Les Socialistes refusent leur soutien à Suisse sans armée

Christiane Brunner, présidente du PS, en discussion avec le secrétaire Reto Gamma et le président de l'USS Paul Rechsteiner. Keystone

Réunis samedi à Fribourg, les délégués du Parti socialiste suisse se sont prononcés par 80 voix contre 71 pour la liberté de vote lors du scrutin du 2 décembre sur l'initiative du GSsA pour une Suisse sans armée. Ils ont également donné un signal fort contre la loi sur le marché de l'électricité.

Ce contenu a été publié le 06 octobre 2001 - 18:25

«Nous sommes le parti des réformes radicales et non de l'abolition de l'armée», a déclaré le conseiller national schaffhousois Hans-Jürg Fehr en défendant la liberté de vote. Selon lui, le Parti socialiste est le seul opposant crédible à Armée 21 et il serait dommage de gaspiller ce capital de sérieux.

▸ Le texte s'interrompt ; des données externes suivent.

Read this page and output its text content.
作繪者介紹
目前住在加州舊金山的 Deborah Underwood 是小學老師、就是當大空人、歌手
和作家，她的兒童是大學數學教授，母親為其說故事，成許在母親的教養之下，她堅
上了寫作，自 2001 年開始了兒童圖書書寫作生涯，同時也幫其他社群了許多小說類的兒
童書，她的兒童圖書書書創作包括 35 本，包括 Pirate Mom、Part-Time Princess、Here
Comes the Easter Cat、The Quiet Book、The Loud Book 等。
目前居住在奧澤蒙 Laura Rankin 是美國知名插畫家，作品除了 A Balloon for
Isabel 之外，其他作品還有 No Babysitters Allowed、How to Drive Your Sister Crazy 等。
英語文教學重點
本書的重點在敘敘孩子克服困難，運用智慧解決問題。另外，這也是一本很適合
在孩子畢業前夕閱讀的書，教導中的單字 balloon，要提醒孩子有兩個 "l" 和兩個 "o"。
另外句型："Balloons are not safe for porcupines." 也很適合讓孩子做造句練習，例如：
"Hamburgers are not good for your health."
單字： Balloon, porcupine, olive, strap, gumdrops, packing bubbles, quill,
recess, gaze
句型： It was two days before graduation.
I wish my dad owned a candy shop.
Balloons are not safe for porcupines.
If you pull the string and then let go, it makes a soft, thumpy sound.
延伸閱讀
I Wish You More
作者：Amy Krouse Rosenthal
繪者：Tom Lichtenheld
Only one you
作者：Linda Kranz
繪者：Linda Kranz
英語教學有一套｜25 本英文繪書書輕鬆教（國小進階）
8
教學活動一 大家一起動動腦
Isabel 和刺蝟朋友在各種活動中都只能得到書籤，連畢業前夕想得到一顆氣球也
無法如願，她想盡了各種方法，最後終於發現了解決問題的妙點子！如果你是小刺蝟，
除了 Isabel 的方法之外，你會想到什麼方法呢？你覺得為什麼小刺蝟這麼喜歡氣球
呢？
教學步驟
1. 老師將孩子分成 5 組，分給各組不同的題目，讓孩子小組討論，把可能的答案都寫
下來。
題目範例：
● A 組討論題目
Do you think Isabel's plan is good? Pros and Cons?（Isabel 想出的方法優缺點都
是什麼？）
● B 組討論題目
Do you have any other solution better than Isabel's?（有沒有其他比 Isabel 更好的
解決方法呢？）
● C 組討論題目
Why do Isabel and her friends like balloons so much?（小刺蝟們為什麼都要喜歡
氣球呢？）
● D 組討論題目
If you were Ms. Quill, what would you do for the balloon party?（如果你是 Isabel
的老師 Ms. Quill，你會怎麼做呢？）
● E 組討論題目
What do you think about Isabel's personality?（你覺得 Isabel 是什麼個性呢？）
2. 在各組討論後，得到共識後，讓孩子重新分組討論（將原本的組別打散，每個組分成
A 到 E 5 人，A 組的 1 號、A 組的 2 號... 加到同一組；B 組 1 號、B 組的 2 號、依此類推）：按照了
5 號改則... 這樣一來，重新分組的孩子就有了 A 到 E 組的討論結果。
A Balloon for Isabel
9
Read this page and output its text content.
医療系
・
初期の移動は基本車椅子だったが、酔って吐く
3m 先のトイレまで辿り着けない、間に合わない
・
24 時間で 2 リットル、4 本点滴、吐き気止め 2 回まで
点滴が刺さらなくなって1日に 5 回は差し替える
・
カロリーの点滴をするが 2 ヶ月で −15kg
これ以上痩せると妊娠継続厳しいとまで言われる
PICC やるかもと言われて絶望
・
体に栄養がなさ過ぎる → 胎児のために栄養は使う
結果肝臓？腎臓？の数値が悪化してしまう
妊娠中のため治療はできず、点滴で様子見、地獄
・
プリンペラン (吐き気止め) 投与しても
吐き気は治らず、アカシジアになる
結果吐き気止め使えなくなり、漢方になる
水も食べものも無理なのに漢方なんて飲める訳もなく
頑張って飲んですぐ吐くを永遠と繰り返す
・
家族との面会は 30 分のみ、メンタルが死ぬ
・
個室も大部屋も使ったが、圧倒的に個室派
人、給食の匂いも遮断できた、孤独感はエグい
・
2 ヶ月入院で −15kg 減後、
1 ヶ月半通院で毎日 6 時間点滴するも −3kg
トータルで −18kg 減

Tête de file d'une forte minorité, la vice-présidente du PS Christine Goll s'est battue pour le «oui» à l'initiative pour une Suisse sans armée, comme le recommandait le comité directeur du parti. Plaidant dans le même sens, la conseillère nationale neuchâteloise Valérie Garbani a appelé au courage politique.

L'initiative du GSsA sur une Suisse sans armée et surtout la Loi sur le marché de l'électricité (LME) ont donné lieu à un débat passionné. Les délégués se sont prononcés par 123 voix contre 60 contre la Loi. Ils décideront ultérieurement d'un mot d'ordre en bonne et due forme.

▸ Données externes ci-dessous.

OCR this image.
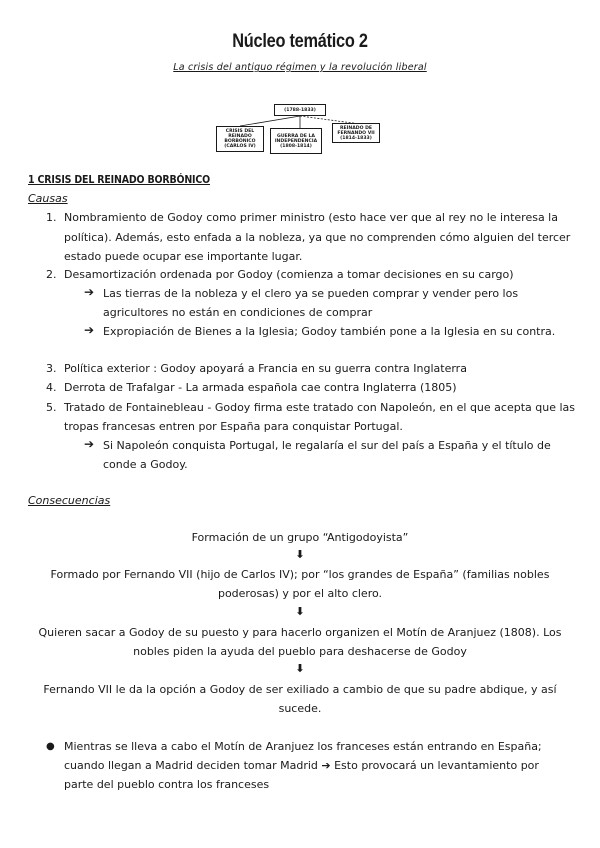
Núcleo temático 2
La crisis del antiguo régimen y la revolución liberal
(1788-1833)
CRISIS DEL
REINADO
BORBÓNICO
(CARLOS IV)
GUERRA DE LA
INDEPENDENCIA
(1808-1814)
REINADO DE
FERNANDO VII
(1814-1833)
1 CRISIS DEL REINADO BORBÓNICO
Causas
1. Nombramiento de Godoy como primer ministro (esto hace ver que al rey no le interesa la
política). Además, esto enfada a la nobleza, ya que no comprenden cómo alguien del tercer
estado puede ocupar ese importante lugar.
2. Desamortización ordenada por Godoy (comienza a tomar decisiones en su cargo)
➔ Las tierras de la nobleza y el clero ya se pueden comprar y vender pero los
agricultores no están en condiciones de comprar
➔ Expropiación de Bienes a la Iglesia; Godoy también pone a la Iglesia en su contra.
3. Política exterior : Godoy apoyará a Francia en su guerra contra Inglaterra
4. Derrota de Trafalgar - La armada española cae contra Inglaterra (1805)
5. Tratado de Fontainebleau - Godoy firma este tratado con Napoleón, en el que acepta que las
tropas francesas entren por España para conquistar Portugal.
➔ Si Napoleón conquista Portugal, le regalaría el sur del país a España y el título de
conde a Godoy.
Consecuencias
Formación de un grupo “Antigodoyista”
⬇
Formado por Fernando VII (hijo de Carlos IV); por “los grandes de España” (familias nobles
poderosas) y por el alto clero.
⬇
Quieren sacar a Godoy de su puesto y para hacerlo organizen el Motín de Aranjuez (1808). Los
nobles piden la ayuda del pueblo para deshacerse de Godoy
⬇
Fernando VII le da la opción a Godoy de ser exiliado a cambio de que su padre abdique, y así
sucede.
● Mientras se lleva a cabo el Motín de Aranjuez los franceses están entrando en España;
cuando llegan a Madrid deciden tomar Madrid ➔ Esto provocará un levantamiento por
parte del pueblo contra los franceses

Le comité directeur du PS ne voulait pas se prononcer sur la LME avant de débattre de l'ordonnance dont la procédure de consultation a commencé vendredi. Sous la pression de l'aile gauche, syndicale et romande, le débat sur un papier de position s'est finalement transformé en une bataille pour un quasi-mot d'ordre pour une votation pas encore agendée.

Bataille test

«Si nous ne menons pas cette bataille à quoi sert le PS», a dit le conseiller national jurassien Jean-Claude Rennwald. Selon lui, ne pas s'opposer à cette loi signifie que le PS renonce à se battre sur d'autres libéralisations, celles de l'eau, de la culture et de l'éducation, qui suivront.

«La LME sera un test pour d'autres dérégulations», lui a fait écho le conseiller national saint-Gallois Paul Rechsteiner, président de l'Union syndicale suisse.

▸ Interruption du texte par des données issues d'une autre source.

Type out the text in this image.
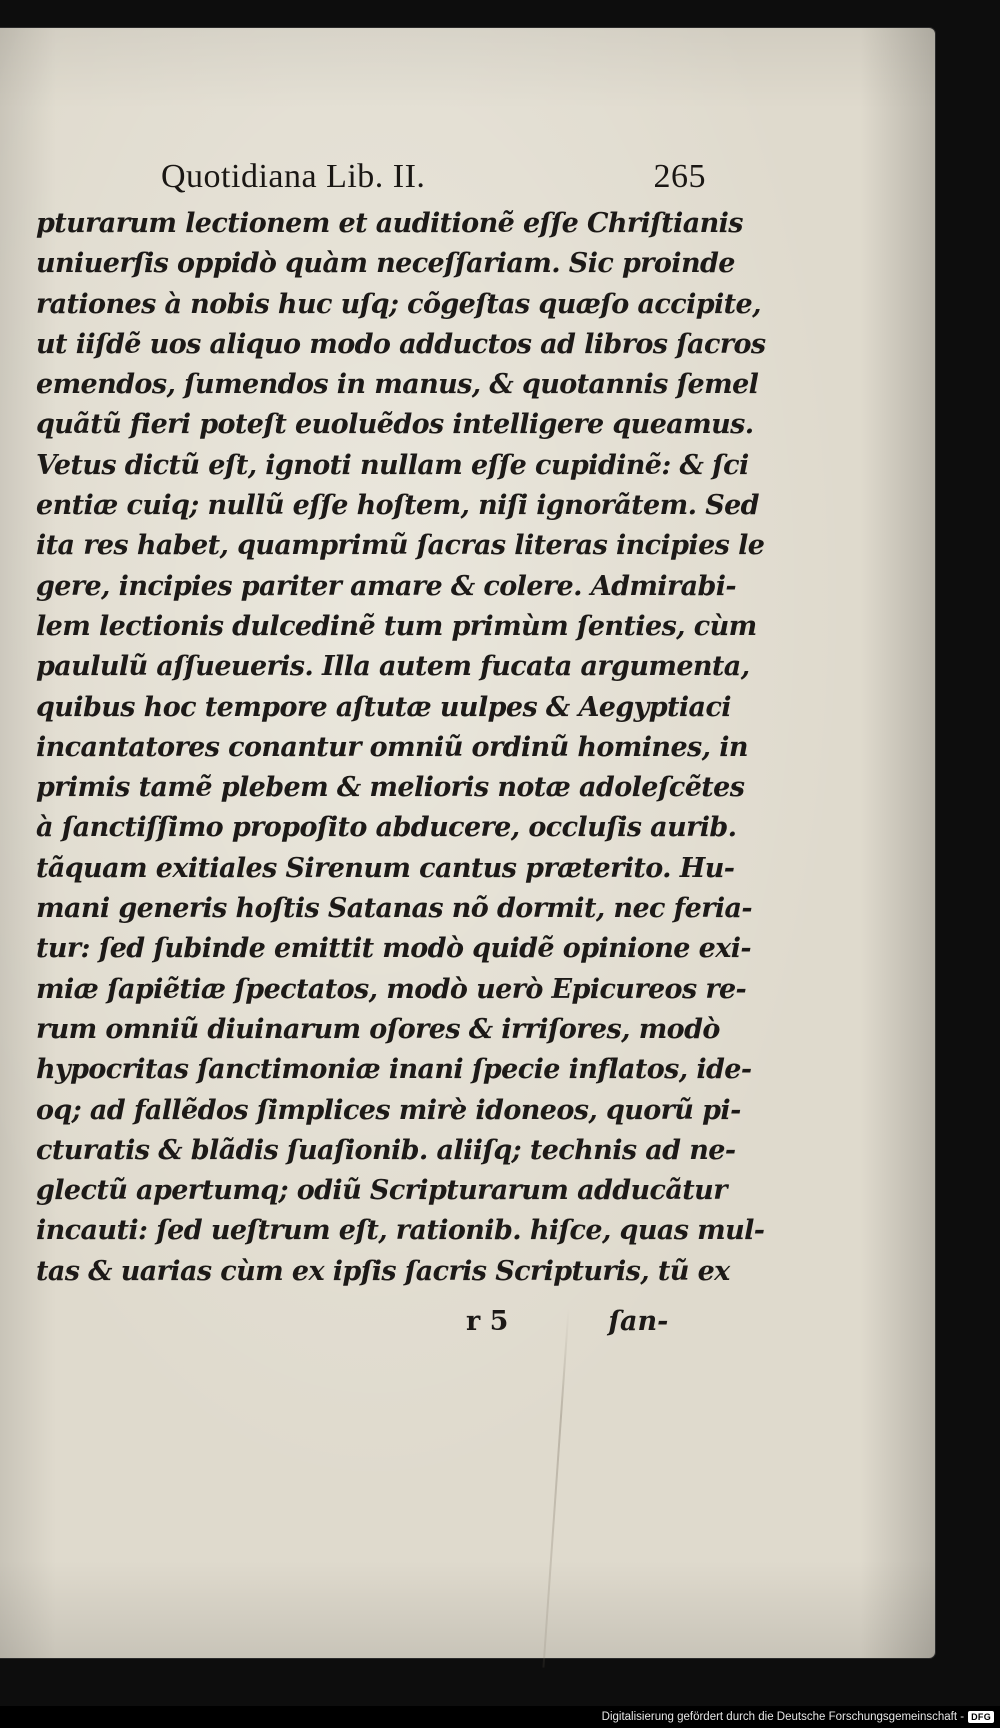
Quotidiana Lib. II.	265
pturarum lectionem et auditionẽ eſſe Chriſtianis
uniuerſis oppidò quàm neceſſariam. Sic proinde
rationes à nobis huc uſq; cõgeſtas quæſo accipite,
ut iiſdẽ uos aliquo modo adductos ad libros ſacros
emendos, ſumendos in manus, & quotannis ſemel
quãtũ fieri poteſt euoluẽdos intelligere queamus.
Vetus dictũ eſt, ignoti nullam eſſe cupidinẽ: & ſci
entiæ cuiq; nullũ eſſe hoſtem, niſi ignorãtem. Sed
ita res habet, quamprimũ ſacras literas incipies le
gere, incipies pariter amare & colere. Admirabi-
lem lectionis dulcedinẽ tum primùm ſenties, cùm
paululũ aſſueueris. Illa autem fucata argumenta,
quibus hoc tempore aſtutæ uulpes & Aegyptiaci
incantatores conantur omniũ ordinũ homines, in
primis tamẽ plebem & melioris notæ adoleſcẽtes
à ſanctiſſimo propoſito abducere, occluſis aurib.
tãquam exitiales Sirenum cantus præterito. Hu-
mani generis hoſtis Satanas nõ dormit, nec feria-
tur: ſed ſubinde emittit modò quidẽ opinione exi-
miæ ſapiẽtiæ ſpectatos, modò uerò Epicureos re-
rum omniũ diuinarum oſores & irriſores, modò
hypocritas ſanctimoniæ inani ſpecie inflatos, ide-
oq; ad fallẽdos ſimplices mirè idoneos, quorũ pi-
cturatis & blãdis ſuaſionib. aliiſq; technis ad ne-
glectũ apertumq; odiũ Scripturarum adducãtur
incauti: ſed ueſtrum eſt, rationib. hiſce, quas mul-
tas & uarias cùm ex ipſis ſacris Scripturis, tũ ex
r 5	ſan-
Digitalisierung gefördert durch die Deutsche Forschungsgemeinschaft - DFG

Les défenseurs de la LME n'ont pas eu la partie aisée. «La LME ne décide pas s'il y aura libéralisation ou pas, mais si celle-ci se fera avec des garde-fous ou à la mode du far-west», a dit le conseiller national bernois Rudolf Strahm.

A l'unanimité

Les 185 délégués ont aussi décidé des mots d'ordre de quatre autres objets soumis au vote le 2 décembre. Ces recommandations n'ont pas soulevé les passions et se sont faites à l'unanimité.

Le PS prône donc le «oui» à la seconde initiative du GSsA en faveur d'un service civil, le «non» pour le frein à l'endettement, le «oui» à l'initiative pour un impôt sur les gains en capital et le «oui» à l'initiative «pour garantir l'AVS - taxer l'énergie et non le travail».

Volée de bois vert

Dans son discours d'ouverture, la présidente du PS Christiane Brunner a rappelé le sens des attentats du 11 septembre aux Etats- Unis et les extrémités auxquelles «le désespoir de n'être rien et la rage de s'en venger» peuvent conduire certains.

Elle a par ailleurs asséné une véritable volée de bois vert aux banques et à la droite de style zurichois. Selon elle, la droite est dépassée par la libéralisation qu'elle a voulue et appliquée sans relâche depuis dix ans.

Au cours d'une table ronde, les délégués ont stigmatisé l'»hypocrisie» et la «mauvaise foi» du Conseil fédéral et des partis bourgeois face aux sans-papiers. Ils ont adopté à l'unanimité une résolution exigeant notamment l'adoption d'un moratoire sur les arrestations et les expulsions des sans-papiers.